5. Contingency Planning Prepare for potential changes in circumstances by including provisions for successor trustees, beneficiaries, or investment managers. Allow beneficiary(s) to remove and appoint a trust company, typically in a majority method. 

Setting up a dynastic trust in South Dakota requires the following checklist:

a) Choosing a trust company or picking a trust company. When trying to pick the best trust company think about they why versus the what. 

b) Get suggestions and choose a trust and estate attorney which will draft (aka create) the dynastic trust document

c) Ensure the financial advisor communicates and works with the trust and estate attorney so that the philosophy of the family and wealth find a harmony in the trust document. Money should not tear apart a family. 

d) Execute the plan. 

Conclusion to Understanding a Dynastic Trust under South Dakota trust law 

The decision to use a dynastic trust comes into a philosophical realm after considering the estate tax benefits.

In embracing the concept of a dynastic trust under the South Dakota trust law, you or a client will embark on a journey far beyond your lifetimes.

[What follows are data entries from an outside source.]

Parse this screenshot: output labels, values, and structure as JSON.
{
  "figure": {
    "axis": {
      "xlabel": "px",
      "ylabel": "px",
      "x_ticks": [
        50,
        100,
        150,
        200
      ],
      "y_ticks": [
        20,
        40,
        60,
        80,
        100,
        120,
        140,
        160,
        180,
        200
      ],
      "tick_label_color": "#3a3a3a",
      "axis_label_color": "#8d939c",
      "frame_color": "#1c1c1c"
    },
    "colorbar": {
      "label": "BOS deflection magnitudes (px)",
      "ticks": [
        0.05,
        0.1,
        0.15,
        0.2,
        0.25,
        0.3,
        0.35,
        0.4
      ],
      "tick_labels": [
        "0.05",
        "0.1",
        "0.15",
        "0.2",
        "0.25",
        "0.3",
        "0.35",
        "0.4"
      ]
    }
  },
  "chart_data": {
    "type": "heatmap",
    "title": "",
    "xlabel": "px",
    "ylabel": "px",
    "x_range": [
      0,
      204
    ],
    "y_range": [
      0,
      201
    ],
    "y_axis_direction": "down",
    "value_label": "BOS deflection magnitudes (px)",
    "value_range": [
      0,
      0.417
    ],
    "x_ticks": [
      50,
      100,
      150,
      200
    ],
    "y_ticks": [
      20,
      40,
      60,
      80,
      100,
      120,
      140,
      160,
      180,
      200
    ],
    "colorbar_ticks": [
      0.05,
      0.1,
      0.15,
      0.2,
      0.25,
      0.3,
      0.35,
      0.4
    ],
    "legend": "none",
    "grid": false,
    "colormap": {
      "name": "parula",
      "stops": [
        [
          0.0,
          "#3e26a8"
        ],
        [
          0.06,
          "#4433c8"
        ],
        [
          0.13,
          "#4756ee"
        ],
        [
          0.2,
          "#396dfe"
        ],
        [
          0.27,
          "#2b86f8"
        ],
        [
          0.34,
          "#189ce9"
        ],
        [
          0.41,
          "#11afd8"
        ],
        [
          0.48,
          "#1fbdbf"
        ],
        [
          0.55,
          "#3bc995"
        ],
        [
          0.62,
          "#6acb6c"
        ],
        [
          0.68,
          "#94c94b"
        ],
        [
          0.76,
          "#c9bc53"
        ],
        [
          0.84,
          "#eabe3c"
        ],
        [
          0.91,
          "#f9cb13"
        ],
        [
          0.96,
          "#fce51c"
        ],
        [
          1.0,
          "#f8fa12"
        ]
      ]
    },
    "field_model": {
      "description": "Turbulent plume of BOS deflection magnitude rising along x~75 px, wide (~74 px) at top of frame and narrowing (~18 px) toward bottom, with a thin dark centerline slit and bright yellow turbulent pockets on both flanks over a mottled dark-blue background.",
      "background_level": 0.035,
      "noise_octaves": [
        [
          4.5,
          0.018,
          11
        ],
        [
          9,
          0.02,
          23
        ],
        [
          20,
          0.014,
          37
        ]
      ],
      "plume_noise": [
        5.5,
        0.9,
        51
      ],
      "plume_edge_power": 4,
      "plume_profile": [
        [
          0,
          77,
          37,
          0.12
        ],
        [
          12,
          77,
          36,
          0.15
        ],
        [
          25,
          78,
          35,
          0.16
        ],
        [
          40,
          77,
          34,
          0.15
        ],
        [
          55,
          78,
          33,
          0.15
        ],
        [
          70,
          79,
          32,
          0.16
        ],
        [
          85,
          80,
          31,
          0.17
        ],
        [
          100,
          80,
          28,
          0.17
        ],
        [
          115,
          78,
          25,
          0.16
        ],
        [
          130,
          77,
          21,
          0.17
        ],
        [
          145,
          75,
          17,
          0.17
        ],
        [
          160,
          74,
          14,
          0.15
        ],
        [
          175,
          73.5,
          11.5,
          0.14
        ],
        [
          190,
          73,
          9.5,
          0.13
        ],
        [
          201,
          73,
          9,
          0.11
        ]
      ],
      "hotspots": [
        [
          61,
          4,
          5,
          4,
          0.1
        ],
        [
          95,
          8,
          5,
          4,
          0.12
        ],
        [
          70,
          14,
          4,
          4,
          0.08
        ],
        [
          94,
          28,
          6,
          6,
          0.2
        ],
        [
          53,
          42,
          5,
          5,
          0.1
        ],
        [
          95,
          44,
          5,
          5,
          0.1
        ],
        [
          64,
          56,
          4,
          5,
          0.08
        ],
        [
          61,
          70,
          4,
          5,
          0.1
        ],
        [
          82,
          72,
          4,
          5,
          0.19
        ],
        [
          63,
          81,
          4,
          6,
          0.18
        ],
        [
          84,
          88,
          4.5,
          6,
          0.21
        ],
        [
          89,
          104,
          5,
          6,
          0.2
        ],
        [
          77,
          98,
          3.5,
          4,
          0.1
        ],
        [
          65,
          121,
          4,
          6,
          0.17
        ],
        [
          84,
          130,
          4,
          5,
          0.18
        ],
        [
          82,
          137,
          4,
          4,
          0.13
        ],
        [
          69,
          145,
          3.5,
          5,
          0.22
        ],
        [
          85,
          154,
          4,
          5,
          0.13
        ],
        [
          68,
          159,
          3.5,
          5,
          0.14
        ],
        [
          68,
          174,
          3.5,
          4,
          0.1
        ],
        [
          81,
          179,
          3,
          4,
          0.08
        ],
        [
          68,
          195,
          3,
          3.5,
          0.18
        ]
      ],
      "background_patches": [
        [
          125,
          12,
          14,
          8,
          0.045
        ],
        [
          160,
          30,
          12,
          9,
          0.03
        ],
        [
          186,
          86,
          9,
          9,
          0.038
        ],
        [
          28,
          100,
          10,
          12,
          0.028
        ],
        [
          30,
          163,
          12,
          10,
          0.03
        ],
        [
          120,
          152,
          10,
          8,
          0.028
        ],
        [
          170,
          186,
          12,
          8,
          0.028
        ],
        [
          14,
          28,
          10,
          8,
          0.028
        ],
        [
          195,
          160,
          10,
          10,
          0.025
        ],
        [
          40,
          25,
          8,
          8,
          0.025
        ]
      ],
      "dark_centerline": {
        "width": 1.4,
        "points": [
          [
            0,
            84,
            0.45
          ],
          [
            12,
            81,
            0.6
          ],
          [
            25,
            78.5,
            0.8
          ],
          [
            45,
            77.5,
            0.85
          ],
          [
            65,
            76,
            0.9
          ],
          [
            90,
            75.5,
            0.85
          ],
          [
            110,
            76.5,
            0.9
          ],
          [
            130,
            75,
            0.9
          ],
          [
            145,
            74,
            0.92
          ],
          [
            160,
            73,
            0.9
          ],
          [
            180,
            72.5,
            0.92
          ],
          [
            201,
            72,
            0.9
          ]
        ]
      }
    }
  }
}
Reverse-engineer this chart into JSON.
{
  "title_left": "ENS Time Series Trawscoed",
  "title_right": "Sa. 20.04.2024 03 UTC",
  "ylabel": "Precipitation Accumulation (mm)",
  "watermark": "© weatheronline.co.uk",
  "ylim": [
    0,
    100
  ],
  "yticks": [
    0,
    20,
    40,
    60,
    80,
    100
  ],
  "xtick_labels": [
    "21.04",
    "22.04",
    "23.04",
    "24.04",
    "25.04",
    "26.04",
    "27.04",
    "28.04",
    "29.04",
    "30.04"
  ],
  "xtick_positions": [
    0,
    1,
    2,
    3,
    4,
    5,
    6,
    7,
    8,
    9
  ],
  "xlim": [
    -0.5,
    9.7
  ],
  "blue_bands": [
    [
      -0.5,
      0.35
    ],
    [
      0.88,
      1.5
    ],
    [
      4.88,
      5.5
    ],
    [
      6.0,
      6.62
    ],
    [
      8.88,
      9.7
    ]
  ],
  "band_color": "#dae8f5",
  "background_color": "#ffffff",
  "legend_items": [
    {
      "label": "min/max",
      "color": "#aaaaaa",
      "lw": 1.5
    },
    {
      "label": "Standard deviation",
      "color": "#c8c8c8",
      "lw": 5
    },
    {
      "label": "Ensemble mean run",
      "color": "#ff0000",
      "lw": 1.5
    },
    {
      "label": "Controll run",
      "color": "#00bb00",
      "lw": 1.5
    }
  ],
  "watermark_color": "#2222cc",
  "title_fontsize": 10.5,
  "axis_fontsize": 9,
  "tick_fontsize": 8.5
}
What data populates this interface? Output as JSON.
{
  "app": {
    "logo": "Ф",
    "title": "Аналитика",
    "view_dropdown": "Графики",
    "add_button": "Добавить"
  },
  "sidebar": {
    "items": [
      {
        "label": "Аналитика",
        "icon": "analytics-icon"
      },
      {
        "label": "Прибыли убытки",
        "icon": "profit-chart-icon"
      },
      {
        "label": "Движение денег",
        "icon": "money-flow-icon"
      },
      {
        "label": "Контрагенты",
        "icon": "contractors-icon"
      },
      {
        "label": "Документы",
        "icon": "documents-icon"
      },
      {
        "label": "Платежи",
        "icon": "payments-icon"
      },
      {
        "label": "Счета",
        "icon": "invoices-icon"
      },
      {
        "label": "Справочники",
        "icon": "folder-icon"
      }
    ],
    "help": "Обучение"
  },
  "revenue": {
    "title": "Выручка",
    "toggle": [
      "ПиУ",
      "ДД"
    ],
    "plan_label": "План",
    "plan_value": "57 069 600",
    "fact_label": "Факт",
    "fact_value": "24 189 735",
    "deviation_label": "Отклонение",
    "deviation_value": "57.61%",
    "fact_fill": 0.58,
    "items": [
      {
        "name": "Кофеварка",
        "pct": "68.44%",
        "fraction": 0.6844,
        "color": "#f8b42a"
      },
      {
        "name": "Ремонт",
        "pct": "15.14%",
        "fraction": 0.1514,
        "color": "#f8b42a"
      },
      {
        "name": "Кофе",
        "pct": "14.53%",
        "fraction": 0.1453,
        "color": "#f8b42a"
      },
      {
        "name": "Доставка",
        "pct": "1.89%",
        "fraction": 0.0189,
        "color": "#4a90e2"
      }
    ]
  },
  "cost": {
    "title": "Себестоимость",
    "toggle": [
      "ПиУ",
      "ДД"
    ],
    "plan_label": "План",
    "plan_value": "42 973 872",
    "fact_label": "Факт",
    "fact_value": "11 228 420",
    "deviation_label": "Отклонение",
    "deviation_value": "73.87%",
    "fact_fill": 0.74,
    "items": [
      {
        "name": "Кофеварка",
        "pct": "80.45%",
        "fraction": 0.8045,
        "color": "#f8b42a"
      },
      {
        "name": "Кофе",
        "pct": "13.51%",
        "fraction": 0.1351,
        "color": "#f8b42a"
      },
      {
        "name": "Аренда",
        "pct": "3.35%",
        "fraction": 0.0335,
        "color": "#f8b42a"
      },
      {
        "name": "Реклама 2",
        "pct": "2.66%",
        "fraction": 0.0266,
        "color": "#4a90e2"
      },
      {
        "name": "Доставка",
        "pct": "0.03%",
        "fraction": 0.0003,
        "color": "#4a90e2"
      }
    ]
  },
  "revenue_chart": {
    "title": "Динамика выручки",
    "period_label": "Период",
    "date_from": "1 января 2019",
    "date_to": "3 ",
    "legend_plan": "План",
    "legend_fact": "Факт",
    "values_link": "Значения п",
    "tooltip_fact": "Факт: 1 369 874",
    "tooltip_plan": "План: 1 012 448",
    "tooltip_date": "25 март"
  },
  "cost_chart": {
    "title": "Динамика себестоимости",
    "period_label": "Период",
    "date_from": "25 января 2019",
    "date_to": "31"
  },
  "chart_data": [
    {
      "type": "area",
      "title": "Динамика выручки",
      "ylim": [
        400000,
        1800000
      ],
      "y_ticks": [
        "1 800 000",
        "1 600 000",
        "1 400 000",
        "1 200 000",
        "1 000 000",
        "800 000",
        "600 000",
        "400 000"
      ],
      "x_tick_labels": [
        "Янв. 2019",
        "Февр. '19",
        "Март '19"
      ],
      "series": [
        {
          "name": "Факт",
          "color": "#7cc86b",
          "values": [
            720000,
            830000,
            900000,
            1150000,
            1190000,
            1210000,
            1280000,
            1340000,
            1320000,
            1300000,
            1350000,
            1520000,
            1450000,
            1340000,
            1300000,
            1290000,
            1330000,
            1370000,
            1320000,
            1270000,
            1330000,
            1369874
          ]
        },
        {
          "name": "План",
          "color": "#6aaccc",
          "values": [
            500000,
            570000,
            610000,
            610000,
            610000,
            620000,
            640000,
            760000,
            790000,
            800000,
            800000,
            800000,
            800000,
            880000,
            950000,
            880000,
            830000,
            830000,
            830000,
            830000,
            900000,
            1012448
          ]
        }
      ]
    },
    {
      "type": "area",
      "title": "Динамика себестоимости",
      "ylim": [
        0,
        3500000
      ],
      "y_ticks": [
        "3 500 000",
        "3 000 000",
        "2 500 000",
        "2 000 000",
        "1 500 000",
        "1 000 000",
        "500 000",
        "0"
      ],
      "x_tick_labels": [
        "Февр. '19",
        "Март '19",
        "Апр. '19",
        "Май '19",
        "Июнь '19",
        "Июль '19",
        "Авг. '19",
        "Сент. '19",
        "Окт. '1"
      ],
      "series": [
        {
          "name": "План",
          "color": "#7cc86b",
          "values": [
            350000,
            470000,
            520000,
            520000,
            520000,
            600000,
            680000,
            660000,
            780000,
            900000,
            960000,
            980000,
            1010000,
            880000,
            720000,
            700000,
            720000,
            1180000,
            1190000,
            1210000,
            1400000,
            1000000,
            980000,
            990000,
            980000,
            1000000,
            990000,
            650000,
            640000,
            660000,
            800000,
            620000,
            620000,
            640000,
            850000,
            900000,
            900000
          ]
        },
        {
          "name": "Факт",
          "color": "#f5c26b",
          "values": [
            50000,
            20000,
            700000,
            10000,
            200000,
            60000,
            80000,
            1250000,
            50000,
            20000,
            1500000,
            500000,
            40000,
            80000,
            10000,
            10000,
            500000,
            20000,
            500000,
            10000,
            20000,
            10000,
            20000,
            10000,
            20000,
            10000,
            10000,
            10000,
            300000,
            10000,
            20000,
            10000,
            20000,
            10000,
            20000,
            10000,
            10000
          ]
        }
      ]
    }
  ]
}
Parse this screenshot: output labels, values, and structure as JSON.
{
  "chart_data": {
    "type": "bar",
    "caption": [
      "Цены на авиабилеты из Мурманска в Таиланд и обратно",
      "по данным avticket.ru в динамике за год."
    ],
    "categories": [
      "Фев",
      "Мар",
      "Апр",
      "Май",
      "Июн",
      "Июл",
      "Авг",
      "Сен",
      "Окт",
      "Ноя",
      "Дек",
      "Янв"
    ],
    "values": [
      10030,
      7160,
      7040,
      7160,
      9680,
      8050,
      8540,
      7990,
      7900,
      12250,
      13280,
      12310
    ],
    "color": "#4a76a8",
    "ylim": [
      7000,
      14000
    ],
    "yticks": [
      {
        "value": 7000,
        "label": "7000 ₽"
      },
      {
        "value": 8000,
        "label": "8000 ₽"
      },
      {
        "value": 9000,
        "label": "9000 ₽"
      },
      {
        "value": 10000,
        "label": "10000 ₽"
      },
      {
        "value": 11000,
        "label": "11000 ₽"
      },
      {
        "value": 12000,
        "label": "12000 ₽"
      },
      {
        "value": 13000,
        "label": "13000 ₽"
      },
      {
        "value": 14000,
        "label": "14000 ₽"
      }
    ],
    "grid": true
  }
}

It is a testament to your desire to create a lasting legacy, to nurture and protect the wealth you have diligently accumulated.

Through perpetual duration and the advantages allowed under South Dakota's trust laws, it is interesting to note you will transcend the boundaries of time, ensuring the fruits of your labor endure for generations to come. Deciding on the distribution rules, the responsibility to safeguard your financial legacy to provide opportunities and security for your descendants -- the goal should be to avoid being perfectly wrong as the other option will be impossible to reach. 

A dynastic trust is an embodiment of your values, hopes, and dreams. It carries with it the power to shape futures, empower aspirations, and instill the principles that define you as a family.

Focus on the big picture as you navigate the complexities of setting up and managing a dynastic trust. However, focus on the #1 thing defined in the execution of the dynastic trust. 

Family values last longer than family money. While keeping the language simple and flexible, consider that in the rules established within your dynastic trust.